Hein, I., Suzuki, T., & Kadow, I. C. G. (2013). Gogo Receptor Contributes to Retinotopic Map Formation and Prevents R1-6 Photoreceptor Axon Bundling. PLOS ONE, 8(6): e66868. doi:10.1371/journal.pone.0066868.


Cite as: http://hdl.handle.net/11858/00-001M-0000-0014-52BD-5
Abstract
Background: Topographic maps form the basis of neural processing in sensory systems of both vertebrate and invertebrate species. In the Drosophila visual system, neighboring R1-R6 photoreceptor axons innervate adjacent positions in the first optic ganglion, the lamina, and thereby represent visual space as a continuous map in the brain.
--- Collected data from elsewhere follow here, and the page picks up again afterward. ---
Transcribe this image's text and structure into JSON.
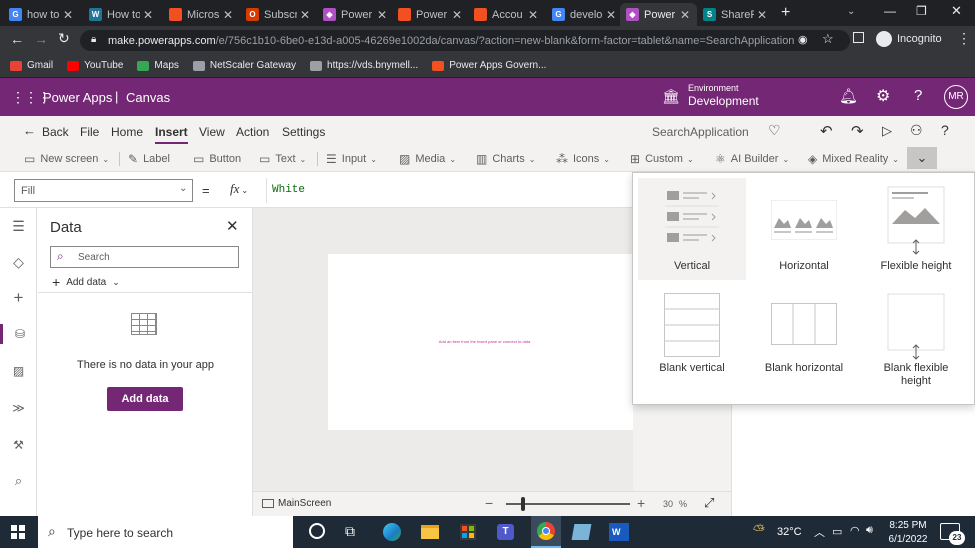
{
  "browser": {
    "tabs": [
      {
        "title": "how to",
        "icon": "google-icon",
        "color": "#4285f4",
        "glyph": "G"
      },
      {
        "title": "How to",
        "icon": "wordpress-icon",
        "color": "#21759b",
        "glyph": "W"
      },
      {
        "title": "Micros",
        "icon": "microsoft-icon",
        "color": "#f25022",
        "glyph": ""
      },
      {
        "title": "Subscr",
        "icon": "office-icon",
        "color": "#d83b01",
        "glyph": "O"
      },
      {
        "title": "Power",
        "icon": "powerapps-icon",
        "color": "#b14fc5",
        "glyph": "◆"
      },
      {
        "title": "Power",
        "icon": "microsoft-icon",
        "color": "#f25022",
        "glyph": ""
      },
      {
        "title": "Accou",
        "icon": "microsoft-icon",
        "color": "#f25022",
        "glyph": ""
      },
      {
        "title": "develo",
        "icon": "google-icon",
        "color": "#4285f4",
        "glyph": "G"
      },
      {
        "title": "Power",
        "icon": "powerapps-icon",
        "color": "#b14fc5",
        "glyph": "◆"
      },
      {
        "title": "ShareP",
        "icon": "sharepoint-icon",
        "color": "#038387",
        "glyph": "S"
      }
    ],
    "active_tab": 8,
    "url_host": "make.powerapps.com",
    "url_path": "/e/756c1b10-6be0-e13d-a005-46269e1002da/canvas/?action=new-blank&form-factor=tablet&name=SearchApplication",
    "profile_label": "Incognito",
    "bookmarks": [
      {
        "label": "Gmail",
        "icon": "gmail-icon",
        "color": "#ea4335"
      },
      {
        "label": "YouTube",
        "icon": "youtube-icon",
        "color": "#ff0000"
      },
      {
        "label": "Maps",
        "icon": "maps-icon",
        "color": "#34a853"
      },
      {
        "label": "NetScaler Gateway",
        "icon": "netscaler-icon",
        "color": "#9aa0a6"
      },
      {
        "label": "https://vds.bnymell...",
        "icon": "lock-icon",
        "color": "#9aa0a6"
      },
      {
        "label": "Power Apps Govern...",
        "icon": "microsoft-icon",
        "color": "#f25022"
      }
    ]
  },
  "app": {
    "brand": "Power Apps",
    "separator": "|",
    "mode": "Canvas",
    "env_label": "Environment",
    "env_name": "Development",
    "avatar": "MR"
  },
  "menu": {
    "back": "Back",
    "items": [
      "File",
      "Home",
      "Insert",
      "View",
      "Action",
      "Settings"
    ],
    "active": "Insert",
    "app_name": "SearchApplication"
  },
  "insert_toolbar": [
    {
      "label": "New screen",
      "icon": "screen-icon",
      "glyph": "▭"
    },
    {
      "label": "Label",
      "icon": "label-icon",
      "glyph": "✎"
    },
    {
      "label": "Button",
      "icon": "button-icon",
      "glyph": "▭"
    },
    {
      "label": "Text",
      "icon": "text-icon",
      "glyph": "▭"
    },
    {
      "label": "Input",
      "icon": "input-icon",
      "glyph": "☰"
    },
    {
      "label": "Media",
      "icon": "media-icon",
      "glyph": "▨"
    },
    {
      "label": "Charts",
      "icon": "chart-icon",
      "glyph": "▥"
    },
    {
      "label": "Icons",
      "icon": "icons-icon",
      "glyph": "⁂"
    },
    {
      "label": "Custom",
      "icon": "custom-icon",
      "glyph": "⊞"
    },
    {
      "label": "AI Builder",
      "icon": "ai-builder-icon",
      "glyph": "⚛"
    },
    {
      "label": "Mixed Reality",
      "icon": "mixed-reality-icon",
      "glyph": "◈"
    }
  ],
  "formula": {
    "property": "Fill",
    "equals": "=",
    "fx": "fx",
    "value": "White"
  },
  "data_panel": {
    "title": "Data",
    "search_placeholder": "Search",
    "add_data_link": "Add data",
    "empty_message": "There is no data in your app",
    "add_data_button": "Add data"
  },
  "canvas": {
    "hint": "Add an item from the Insert pane or connect to data",
    "screen_name": "MainScreen",
    "zoom": "30",
    "zoom_unit": "%",
    "zoom_minus": "−",
    "zoom_plus": "+"
  },
  "gallery_menu": {
    "options": [
      "Vertical",
      "Horizontal",
      "Flexible height",
      "Blank vertical",
      "Blank horizontal",
      "Blank flexible height"
    ],
    "selected": "Vertical"
  },
  "taskbar": {
    "search_placeholder": "Type here to search",
    "temperature": "32°C",
    "time": "8:25 PM",
    "date": "6/1/2022",
    "notifications": "23"
  },
  "colors": {
    "brand": "#742774",
    "chrome_dark": "#202124",
    "chrome_mid": "#35363a",
    "taskbar": "#1f2a37"
  }
}
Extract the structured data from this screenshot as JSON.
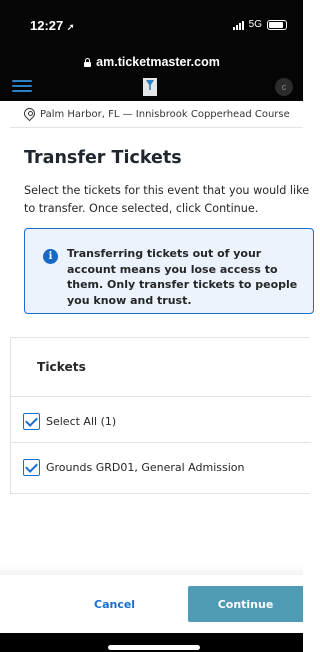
{
  "status_bar": {
    "time": "12:27",
    "network": "5G",
    "location_glyph": "➚"
  },
  "browser": {
    "url": "am.ticketmaster.com"
  },
  "header": {
    "avatar_initial": "c"
  },
  "event": {
    "location": "Palm Harbor, FL — Innisbrook Copperhead Course"
  },
  "page": {
    "title": "Transfer Tickets",
    "intro": "Select the tickets for this event that you would like to transfer. Once selected, click Continue.",
    "info_message": "Transferring tickets out of your account means you lose access to them. Only transfer tickets to people you know and trust.",
    "info_icon_glyph": "i"
  },
  "tickets": {
    "header": "Tickets",
    "select_all_label": "Select All (1)",
    "select_all_checked": true,
    "items": [
      {
        "label": "Grounds GRD01, General Admission",
        "checked": true
      }
    ]
  },
  "footer": {
    "cancel_label": "Cancel",
    "continue_label": "Continue"
  },
  "colors": {
    "accent": "#1a6ed0",
    "info_bg": "#ecf3fd",
    "continue_bg": "#4f9bb3",
    "header_bg": "#050505"
  }
}
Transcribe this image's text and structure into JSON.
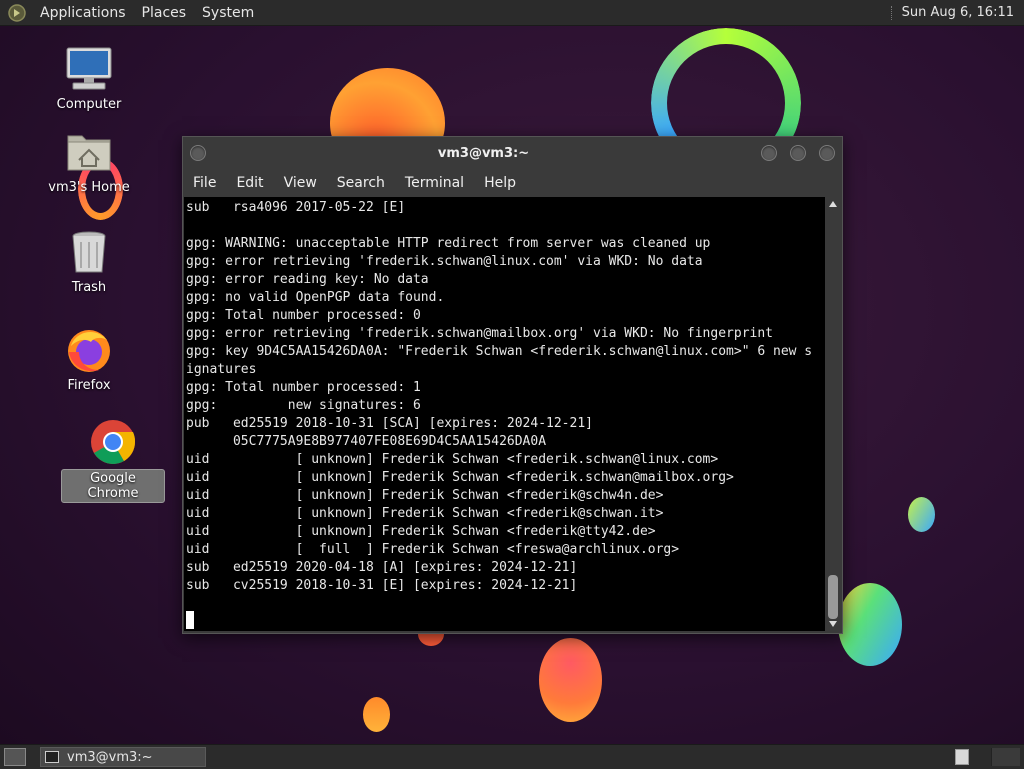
{
  "top_panel": {
    "menus": [
      "Applications",
      "Places",
      "System"
    ],
    "clock": "Sun Aug  6, 16:11"
  },
  "desktop_icons": [
    {
      "label": "Computer",
      "icon": "computer-icon"
    },
    {
      "label": "vm3's Home",
      "icon": "home-folder-icon"
    },
    {
      "label": "Trash",
      "icon": "trash-icon"
    },
    {
      "label": "Firefox",
      "icon": "firefox-icon"
    },
    {
      "label": "Google Chrome",
      "icon": "chrome-icon",
      "selected": true
    }
  ],
  "window": {
    "title": "vm3@vm3:~",
    "menu": [
      "File",
      "Edit",
      "View",
      "Search",
      "Terminal",
      "Help"
    ]
  },
  "terminal": {
    "lines": [
      "sub   rsa4096 2017-05-22 [E]",
      "",
      "gpg: WARNING: unacceptable HTTP redirect from server was cleaned up",
      "gpg: error retrieving 'frederik.schwan@linux.com' via WKD: No data",
      "gpg: error reading key: No data",
      "gpg: no valid OpenPGP data found.",
      "gpg: Total number processed: 0",
      "gpg: error retrieving 'frederik.schwan@mailbox.org' via WKD: No fingerprint",
      "gpg: key 9D4C5AA15426DA0A: \"Frederik Schwan <frederik.schwan@linux.com>\" 6 new s",
      "ignatures",
      "gpg: Total number processed: 1",
      "gpg:         new signatures: 6",
      "pub   ed25519 2018-10-31 [SCA] [expires: 2024-12-21]",
      "      05C7775A9E8B977407FE08E69D4C5AA15426DA0A",
      "uid           [ unknown] Frederik Schwan <frederik.schwan@linux.com>",
      "uid           [ unknown] Frederik Schwan <frederik.schwan@mailbox.org>",
      "uid           [ unknown] Frederik Schwan <frederik@schw4n.de>",
      "uid           [ unknown] Frederik Schwan <frederik@schwan.it>",
      "uid           [ unknown] Frederik Schwan <frederik@tty42.de>",
      "uid           [  full  ] Frederik Schwan <freswa@archlinux.org>",
      "sub   ed25519 2020-04-18 [A] [expires: 2024-12-21]",
      "sub   cv25519 2018-10-31 [E] [expires: 2024-12-21]",
      "",
      ""
    ]
  },
  "taskbar": {
    "task_label": "vm3@vm3:~"
  }
}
The mechanisms responsible for the establishment of retinotopic maps remain incompletely understood. Results: Here, we show that the receptor Golden goal (Gogo) is required for R axon lamina targeting and cartridge elongation in a partially redundant fashion with local guidance cues provided by neighboring axons. Loss of function of Gogo in large clones of R axons results in aberrant R1-R6 fascicle spacing. Gogo affects target cartridge selection only indirectly as a consequence of the disordered lamina map. Interestingly, small clones of gogo deficient R axons perfectly integrate into a proper retinotopic map suggesting that surrounding R axons of the same or neighboring fascicles provide complementary spatial guidance. Using single photoreceptor type rescue, we show that Gogo expression exclusively in R8 cells is sufficient to mediate targeting of all photoreceptor types in the lamina. Upon lamina targeting and cartridge selection, R axons elongate within their individual cartridges. Interestingly, here Gogo prevents bundling of extending R1-6 axons. Conclusion: Taken together, we propose that Gogo contributes to retinotopic map formation in the Drosophila lamina by controlling the distribution of R1-R6 axon fascicles. In a later developmental step, the regular position of R1-R6 axons along the lamina plexus is crucial for target cartridge selection. During cartridge elongation, Gogo allows R1-R6 axons to extend centrally in the lamina cartridge.